You can find this example in ImplementingSplunkExtendingExamples/bin/random_generator.py:
import splunk.Intersplunk as si
from random import randint
keywords, options = si.getKeywordsAndOptions()
def getInt(options, field, default):
try:
return int(options.get(field, default))
except Exception, e:
#raise a user friendly exception
raise Exception("%s must be an integer" % field)
try:
min = getInt(options, 'min', 0)
max = getInt(options, 'max', 1000000)
eventcount = getInt(options, 'eventcount', 100)
results = []
for r in range(0, eventcount):
results.append({'r': randint(min, max)})
si.outputResults(results)
except Exception, e:
import traceback
stack = traceback.format_exc()
si.generateErrorResults("Error '%s'. %s" % (e, stack))
The entry in commands.conf then is as follows:
[randomgenerator]
filename = random_generator.py
generating = true
We can then use the command as follows:
|randomgenerator
Note the leading pipe | symbol.

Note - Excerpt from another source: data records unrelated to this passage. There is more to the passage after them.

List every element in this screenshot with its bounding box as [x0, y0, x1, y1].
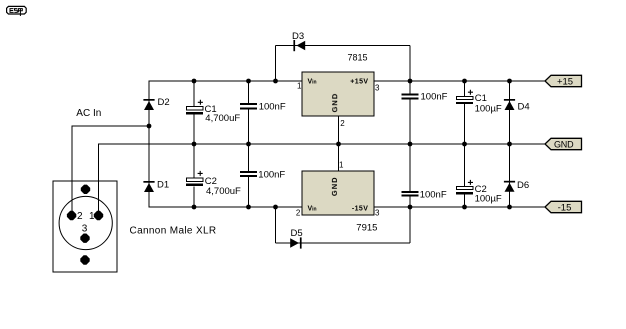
wire -15 rail left	[149, 206, 303, 208]
svg-text:1: 1	[89, 211, 95, 222]
wire D5 feedback bottom	[276, 242, 411, 244]
wire XLR pin2 vertical	[71, 126, 73, 212]
junction 100nF right on +15 rail	[408, 79, 413, 84]
junction C1 100uF on +15 rail	[462, 79, 467, 84]
junction D6 on -15 rail	[507, 205, 512, 210]
XLR pin 1	[94, 211, 103, 220]
wire 100nF bottom-left lower lead	[248, 177, 250, 207]
svg-text:100µF: 100µF	[475, 104, 502, 115]
capacitor 100nF bottom-right	[402, 191, 419, 197]
wire D3 feedback top	[276, 45, 411, 47]
junction D3 cathode on +V raw rail	[273, 79, 278, 84]
svg-text:C1: C1	[475, 93, 487, 104]
capacitor 100nF bottom-left	[240, 171, 257, 177]
ESP logo	[7, 6, 27, 16]
regulator U1 7815	[302, 72, 374, 116]
node +15 terminal	[545, 75, 582, 87]
svg-text:AC In: AC In	[76, 108, 101, 119]
node GND terminal	[545, 138, 582, 149]
XLR bottom mounting pin	[80, 255, 89, 264]
svg-text:D3: D3	[292, 31, 304, 42]
wire right column middle vertical	[409, 100, 411, 192]
svg-text:100nF: 100nF	[259, 102, 286, 113]
wire +15 rail left	[149, 80, 303, 82]
capacitor C1 100uF	[456, 97, 473, 105]
svg-text:D2: D2	[158, 97, 170, 108]
junction AC input / D1 D2	[147, 124, 152, 129]
svg-text:GND: GND	[554, 140, 574, 150]
capacitor C2 4,700uF	[186, 178, 203, 186]
junction 100nF right on -15 rail	[408, 205, 413, 210]
junction 100nF top-left on +V raw rail	[246, 79, 251, 84]
svg-text:D1: D1	[157, 180, 169, 191]
svg-text:-15V: -15V	[352, 206, 368, 213]
wire C1 4700 top lead	[193, 81, 195, 107]
diode D2	[143, 99, 154, 110]
wire regulator GND pins vertical	[338, 116, 340, 171]
XLR connector body	[53, 181, 117, 272]
junction regulator GND pins on GND rail	[336, 142, 341, 147]
diode D3	[293, 40, 305, 51]
junction D4 on +15 rail	[507, 79, 512, 84]
junction C1 4700 top on +V raw rail	[192, 79, 197, 84]
svg-text:Vin: Vin	[308, 206, 317, 213]
svg-text:7915: 7915	[356, 223, 377, 234]
wire AC upper horizontal	[72, 125, 150, 127]
svg-text:GND: GND	[330, 93, 339, 113]
svg-text:100µF: 100µF	[475, 194, 502, 205]
wire C1 100uF bottom / C2 100uF top lead	[464, 104, 466, 187]
svg-text:7815: 7815	[348, 53, 368, 63]
junction C1/C2 100uF on GND rail	[462, 142, 467, 147]
svg-text:100nF: 100nF	[258, 170, 285, 181]
wire C1 bottom / C2 top lead	[193, 115, 195, 179]
diode D5	[290, 237, 301, 248]
wire +15 rail right	[374, 80, 545, 82]
regulator U2 7915	[302, 171, 374, 215]
capacitor 100nF top-left	[240, 103, 257, 110]
capacitor C2 100uF	[456, 186, 473, 194]
svg-text:100nF: 100nF	[420, 189, 447, 200]
svg-text:3: 3	[375, 83, 380, 92]
wire XLR pin1 vertical	[98, 144, 100, 212]
XLR top mounting pin	[81, 185, 90, 194]
svg-text:D5: D5	[291, 228, 303, 239]
junction D4/D6 on GND rail	[507, 142, 512, 147]
svg-text:D6: D6	[517, 180, 529, 191]
wire -15 rail right	[374, 206, 545, 208]
diode D6	[504, 181, 515, 192]
svg-text:4,700uF: 4,700uF	[206, 186, 241, 197]
wire 100nF top-left upper lead	[248, 81, 250, 103]
wire C2 100uF bottom lead	[464, 195, 466, 208]
svg-text:4,700uF: 4,700uF	[205, 113, 240, 124]
diode D1	[143, 181, 154, 192]
svg-text:3: 3	[375, 209, 380, 218]
svg-text:1: 1	[339, 161, 344, 170]
svg-text:GND: GND	[330, 176, 339, 196]
svg-text:2: 2	[77, 211, 83, 222]
svg-text:100nF: 100nF	[421, 92, 448, 103]
wire GND rail	[98, 143, 545, 145]
capacitor C1 4,700uF	[186, 107, 203, 115]
junction C2 100uF on -15 rail	[462, 205, 467, 210]
wire C2 4700 bottom lead	[193, 187, 195, 208]
wire D4 D6 vertical	[509, 81, 511, 207]
wire D5 left vertical	[275, 207, 277, 243]
svg-text:D4: D4	[518, 102, 530, 113]
svg-text:3: 3	[82, 224, 88, 235]
XLR pin 2	[67, 211, 76, 220]
junction C2 4700 bottom on -V raw rail	[192, 205, 197, 210]
junction 100nF bottom-left on -V raw rail	[246, 205, 251, 210]
wire diode chain vertical D2 D1	[148, 81, 150, 207]
svg-text:Cannon Male XLR: Cannon Male XLR	[130, 226, 217, 237]
diode D4	[504, 99, 515, 110]
wire D3 left vertical	[275, 46, 277, 82]
wire 100nF left middle lead	[248, 110, 250, 172]
svg-text:Vin: Vin	[308, 79, 317, 86]
junction 100nF right pair on GND rail	[408, 142, 413, 147]
junction 100nF left pair on GND rail	[246, 142, 251, 147]
wire right column upper vertical	[409, 46, 411, 94]
svg-text:2: 2	[296, 209, 301, 218]
svg-text:+15V: +15V	[350, 79, 368, 86]
XLR pin 3	[80, 234, 89, 243]
node -15 terminal	[545, 201, 582, 213]
junction C1/C2 4700 on GND rail	[192, 142, 197, 147]
junction D5 anode on -V raw rail	[273, 205, 278, 210]
svg-text:2: 2	[340, 119, 345, 128]
capacitor 100nF top-right	[402, 94, 419, 100]
wire right column lower vertical	[409, 197, 411, 244]
svg-text:+15: +15	[557, 77, 573, 88]
wire C1 100uF top lead	[464, 81, 466, 97]
svg-text:1: 1	[297, 82, 302, 91]
svg-text:-15: -15	[558, 202, 572, 213]
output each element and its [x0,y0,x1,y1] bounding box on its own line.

This is the indication to run a command instead of running a search. Let's test the randomness of our Python code:
|randomgenerator eventcount=100000 min=100 max=899 | bucket r | chart count by r
This produces a graph, as shown in the following screenshot:
I guess that is not a bad distribution for 100,000 samples. Using Splunk's built-in commands, you could accomplish essentially the same thing using the following code:
index=_internal | head 100000 | eval r=random()/2147483647*100000 | bucket r | chart count by r
That was a very quick overview of commands, using fun demonstration commands to illustrate the plumbing required to execute your code. A number of samples ship with Splunk in $SPLUNK_HOME/etc/apps/search/bin.